Так как телефонистка сказала ему, что кабинет мистера Грифитса находится в глубине здания, Клайд довольно уверенно прошел через весь зал и в конце его увидел полуоткрытую дверь с табличкой: «Гилберт Грифитс, секретарь». Он помедлил минуту, не решаясь войти, потом слегка постучал. Сейчас же резкий, пронзительный голос крикнул: «Войдите». Клайд вошел и увидел перед собой молодого человека, который казался немного ниже его ростом, чуть старше и, несомненно, гораздо сдержаннее и проницательнее; словом, это был как раз такой молодой человек, каким мечтал стать сам Клайд: знающий свое дело, властный и энергичный. Поскольку приближалась весна, на нем был (это сразу отметил Клайд) светло-серый костюм в яркую полоску. Его блестящие волосы были несколько светлее, чем у Клайда, и гладко зачесаны назад; светлые серо-голубые глаза впились в Клайда, едва он успел перешагнуть порог. На молодом человеке были большие очки в роговой оправе, которые он надевал только во время работы; через круглые стекла он быстро и внимательно осмотрел Клайда с головы до ног, заметив все – от ботинок до коричневой фетровой шляпы, которую Клайд держал в руке.

– Вы – мой двоюродный брат? – сказал Гилберт ледяным тоном, со слабой и далеко не доброжелательной улыбкой, когда Клайд остановился посреди комнаты.

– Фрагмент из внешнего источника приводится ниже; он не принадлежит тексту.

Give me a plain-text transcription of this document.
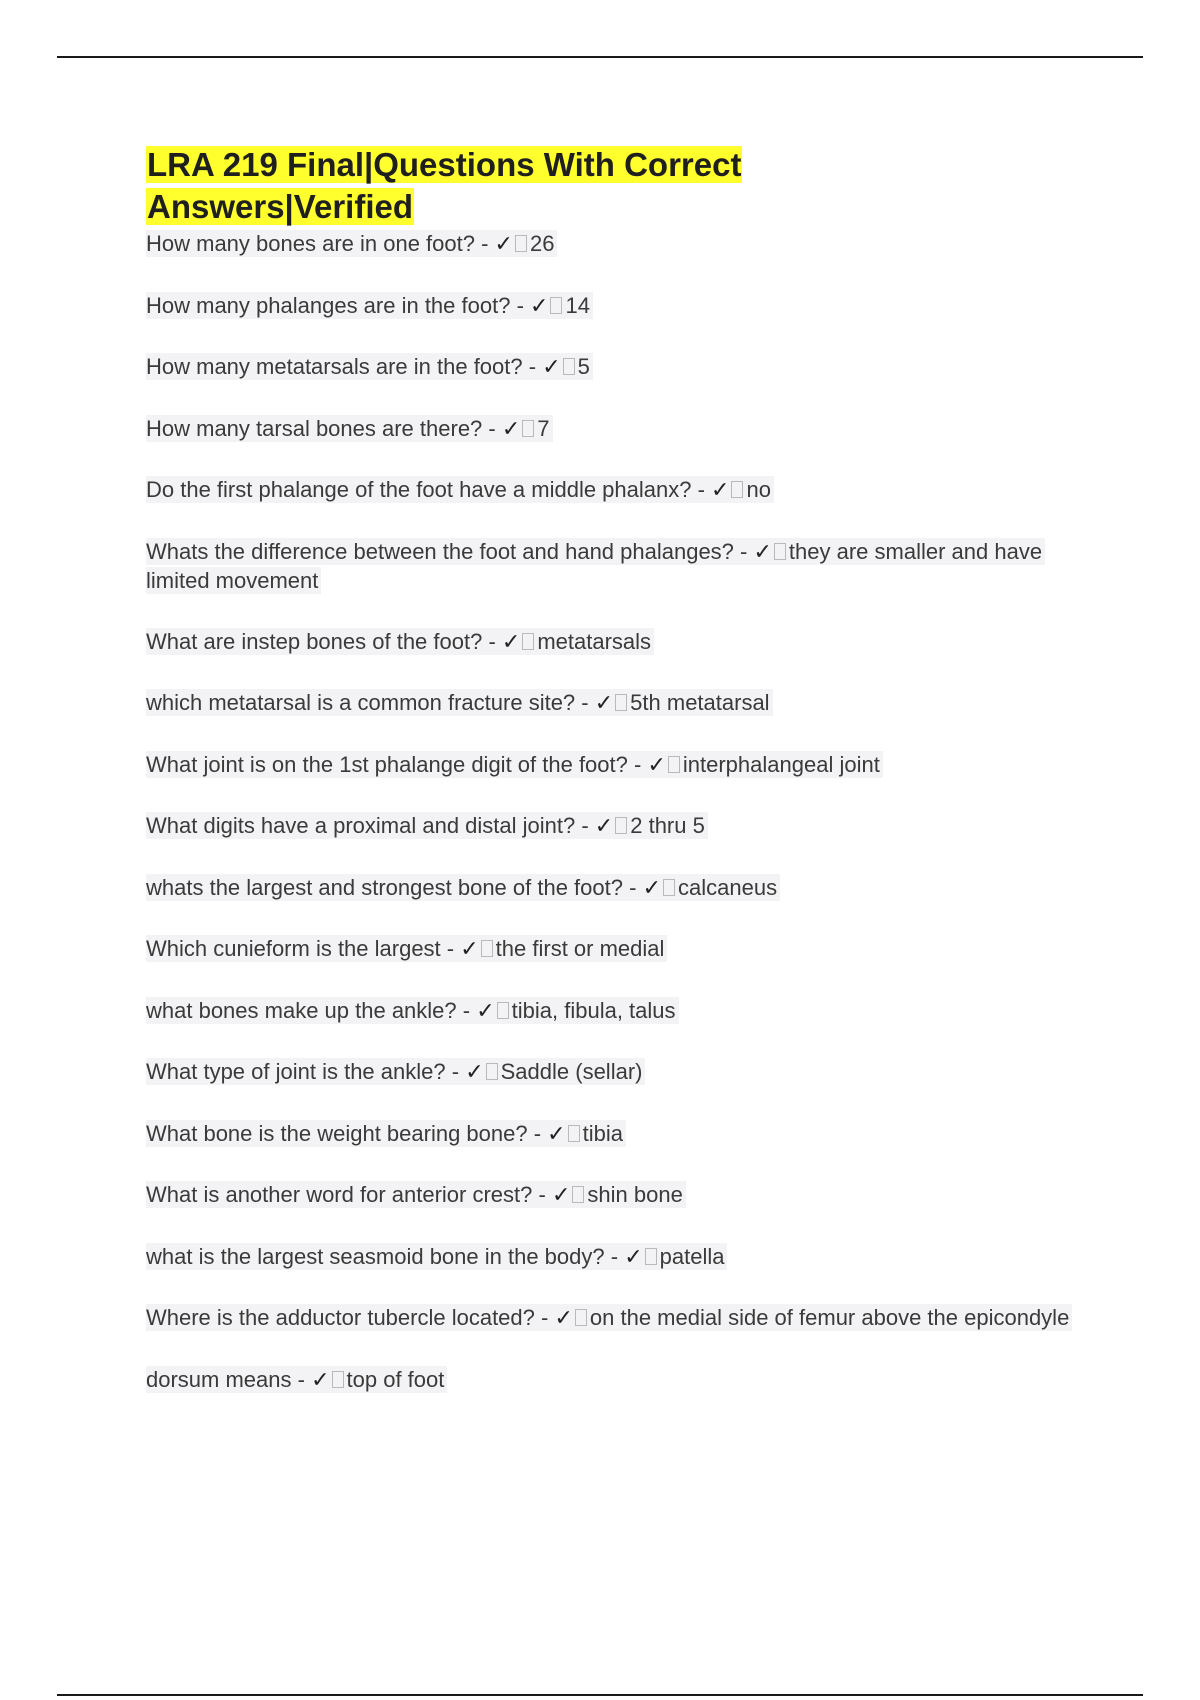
LRA 219 Final|Questions With Correct
Answers|Verified
How many bones are in one foot? - ✓ 26
How many phalanges are in the foot? - ✓ 14
How many metatarsals are in the foot? - ✓ 5
How many tarsal bones are there? - ✓ 7
Do the first phalange of the foot have a middle phalanx? - ✓ no
Whats the difference between the foot and hand phalanges? - ✓ they are smaller and have limited movement
What are instep bones of the foot? - ✓ metatarsals
which metatarsal is a common fracture site? - ✓ 5th metatarsal
What joint is on the 1st phalange digit of the foot? - ✓ interphalangeal joint
What digits have a proximal and distal joint? - ✓ 2 thru 5
whats the largest and strongest bone of the foot? - ✓ calcaneus
Which cunieform is the largest - ✓ the first or medial
what bones make up the ankle? - ✓ tibia, fibula, talus
What type of joint is the ankle? - ✓ Saddle (sellar)
What bone is the weight bearing bone? - ✓ tibia
What is another word for anterior crest? - ✓ shin bone
what is the largest seasmoid bone in the body? - ✓ patella
Where is the adductor tubercle located? - ✓ on the medial side of femur above the epicondyle
dorsum means - ✓ top of foot
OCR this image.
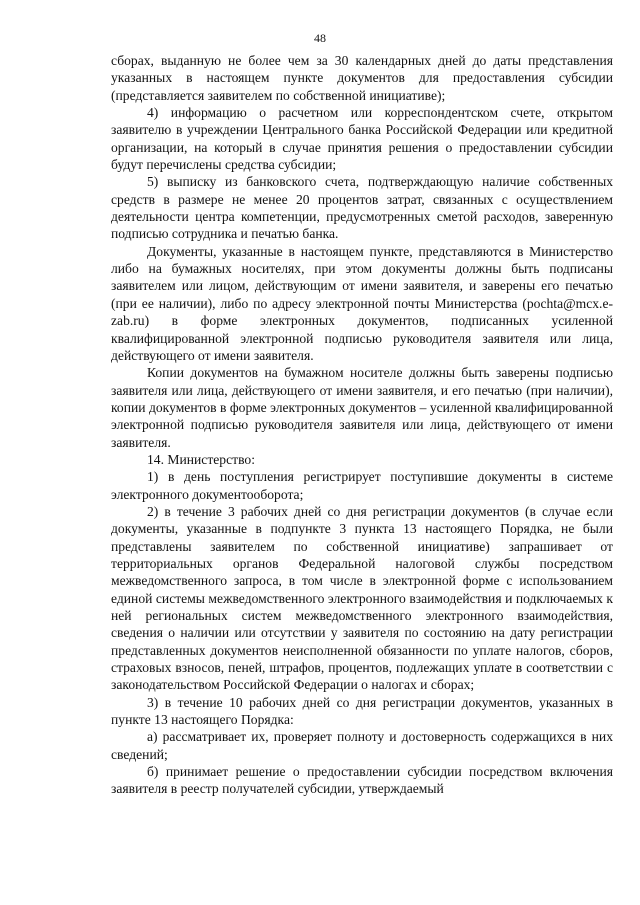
48

сборах, выданную не более чем за 30 календарных дней до даты представления указанных в настоящем пункте документов для предоставления субсидии (представляется заявителем по собственной инициативе);

4) информацию о расчетном или корреспондентском счете, открытом заявителю в учреждении Центрального банка Российской Федерации или кредитной организации, на который в случае принятия решения о предоставлении субсидии будут перечислены средства субсидии;

5) выписку из банковского счета, подтверждающую наличие собственных средств в размере не менее 20 процентов затрат, связанных с осуществлением деятельности центра компетенции, предусмотренных сметой расходов, заверенную подписью сотрудника и печатью банка.

Документы, указанные в настоящем пункте, представляются в Министерство либо на бумажных носителях, при этом документы должны быть подписаны заявителем или лицом, действующим от имени заявителя, и заверены его печатью (при ее наличии), либо по адресу электронной почты Министерства (pochta@mcx.e-zab.ru) в форме электронных документов, подписанных усиленной квалифицированной электронной подписью руководителя заявителя или лица, действующего от имени заявителя.

Копии документов на бумажном носителе должны быть заверены подписью заявителя или лица, действующего от имени заявителя, и его печатью (при наличии), копии документов в форме электронных документов – усиленной квалифицированной электронной подписью руководителя заявителя или лица, действующего от имени заявителя.

14. Министерство:

1) в день поступления регистрирует поступившие документы в системе электронного документооборота;

2) в течение 3 рабочих дней со дня регистрации документов (в случае если документы, указанные в подпункте 3 пункта 13 настоящего Порядка, не были представлены заявителем по собственной инициативе) запрашивает от территориальных органов Федеральной налоговой службы посредством межведомственного запроса, в том числе в электронной форме с использованием единой системы межведомственного электронного взаимодействия и подключаемых к ней региональных систем межведомственного электронного взаимодействия, сведения о наличии или отсутствии у заявителя по состоянию на дату регистрации представленных документов неисполненной обязанности по уплате налогов, сборов, страховых взносов, пеней, штрафов, процентов, подлежащих уплате в соответствии с законодательством Российской Федерации о налогах и сборах;

3) в течение 10 рабочих дней со дня регистрации документов, указанных в пункте 13 настоящего Порядка:

а) рассматривает их, проверяет полноту и достоверность содержащихся в них сведений;

б) принимает решение о предоставлении субсидии посредством включения заявителя в реестр получателей субсидии, утверждаемый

– Да, это я, – сказала Клайд, смущенный и несколько испуганный таким холодным приемом.

Он мгновенно понял, что не может относиться к своему двоюродному брату с тем же уважением, какое внушал ему дядя, чьими талантами создано это замечательное предприятие. Где-то в глубине души он чувствовал, что этот молодой человек, пожалуй, здесь только наследник – не больше, и если бы не способности отца, сумевшего создать громадную фабрику, сын не мог бы напускать на себя такую важность и принимать высокомерный вид.

Но уж очень беспочвенны и ничтожны были права Клайда на какое-либо уважение здесь, очень благодарен он был за все, что могут для него сделать, и потому он заранее чувствовал себя глубоко признательным и старался улыбнуться возможно приветливее. А Гилберт Грифитс, видимо, сразу же счел эту улыбку признаком самонадеянности; этого он не намерен был терпеть в каком-то двоюродном брате, да еще в таком, который нуждается в покровительстве со стороны самого Гилберта и его отца.

Однако, поскольку отец соизволил заинтересоваться этим родственником, Гилберту не оставалось выбора, и, продолжая криво улыбаться и мысленно изучать двоюродного брата, он сказал:

– Мы так и думали, что вы явитесь сегодня или завтра. Приятная была поездка?

– Да, очень, – ответил Клайд, несколько смущенный этим вопросом.

– Итак, вы хотите ознакомиться с производством воротничков? – продолжал Гилберт.

И тон и манеры его были исполнены величайшей снисходительности.

– Да, я очень хотел бы изучить дело, в котором потом можно будет как-то выдвинуться, – добродушно сказал Клайд, стараясь по мере сил и возможности заслужить расположение двоюродного брата.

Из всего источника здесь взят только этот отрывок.